Lors du International Commodity Summit 2025, tenu à Cape Town du 17 au 20 novembre, un avertissement clair a été lancé lors du panel du deuxième jour : l’Afrique risque de gaspiller son envolée des matières premières si elle ne résout pas une fracture croissante entre les ambitions industrielles nationales et la promesse du libre-échange continental.

Le panel, axé sur le thème « World Economic Outlook and African Value Chain Integration », a mis en lumière une contradiction stratégique : les États membres poursuivent simultanément une industrialisation hyper-locale tout en soutenant, en théorie, la Zone de libre-échange continentale africaine (ZLECAf), ce qui fragmente les chaînes d’approvisionnement et affaiblit la compétitivité régionale.

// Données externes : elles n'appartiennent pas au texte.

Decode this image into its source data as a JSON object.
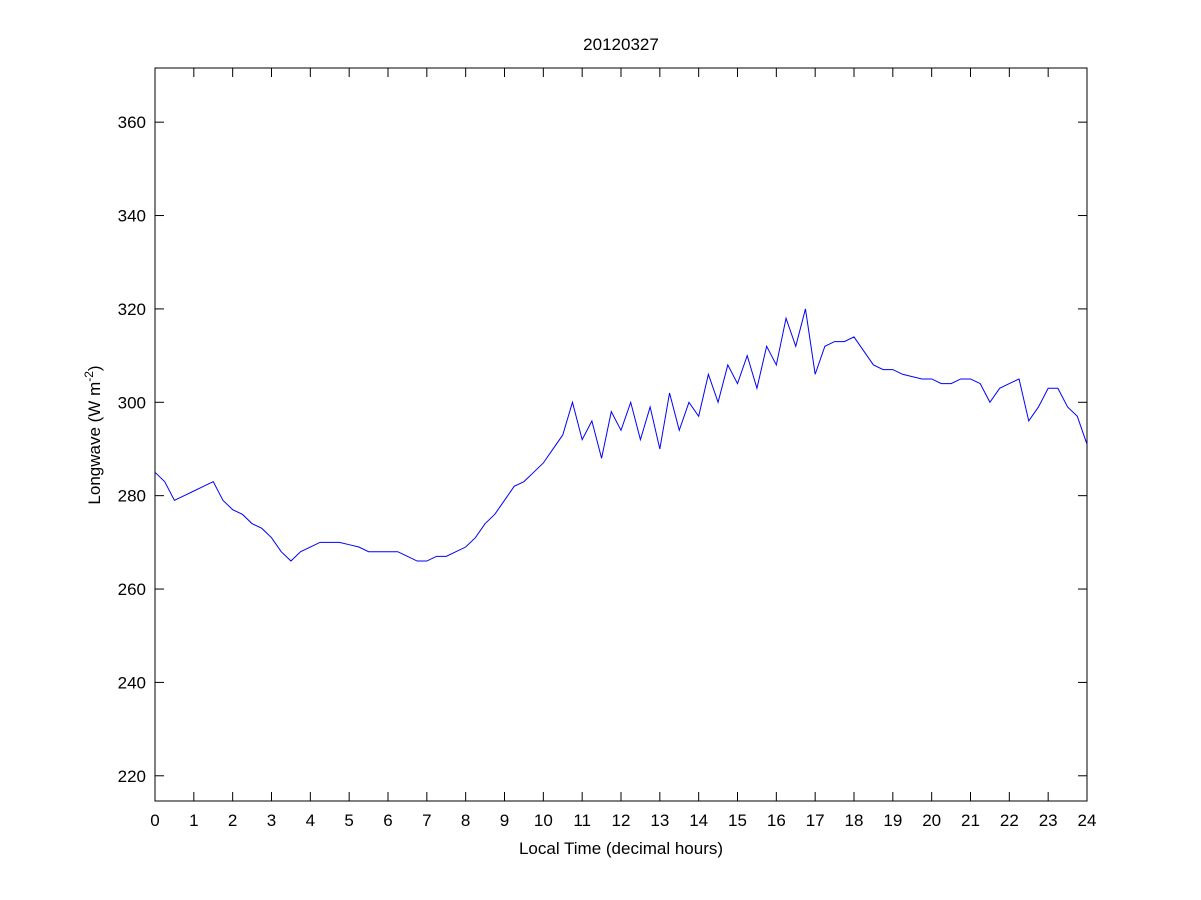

Les prix de l’or ont dépassé les 4 380 dollars l’once et le cuivre a atteint un sommet de 17 mois à 11 200 dollars la tonne métrique, portés par la demande mondiale liée à la transition énergétique. Pourtant, la capacité de l’Afrique à transformer cette dynamique en croissance structurelle reste limitée.

La formation brute de capital fixe sur le continent ne représente en moyenne que 11 % du PIB, bien en deçà des 30 à 40 % observés en Asie. Par ailleurs, le service de la dette extérieure atteint près de 89 milliards de dollars en 2025, réduisant considérablement les marges d’investissement dans les infrastructures et l’industrialisation.

Dr Rutendo Hwindingwi, PDG de Tribe Africa Advisory, a résumé le dilemme : « Nous essayons de développer une capacité continentale en matière de commerce, tout en développant des industries hyper-locales dans chaque pays. Cela crée une dichotomie d’intention. »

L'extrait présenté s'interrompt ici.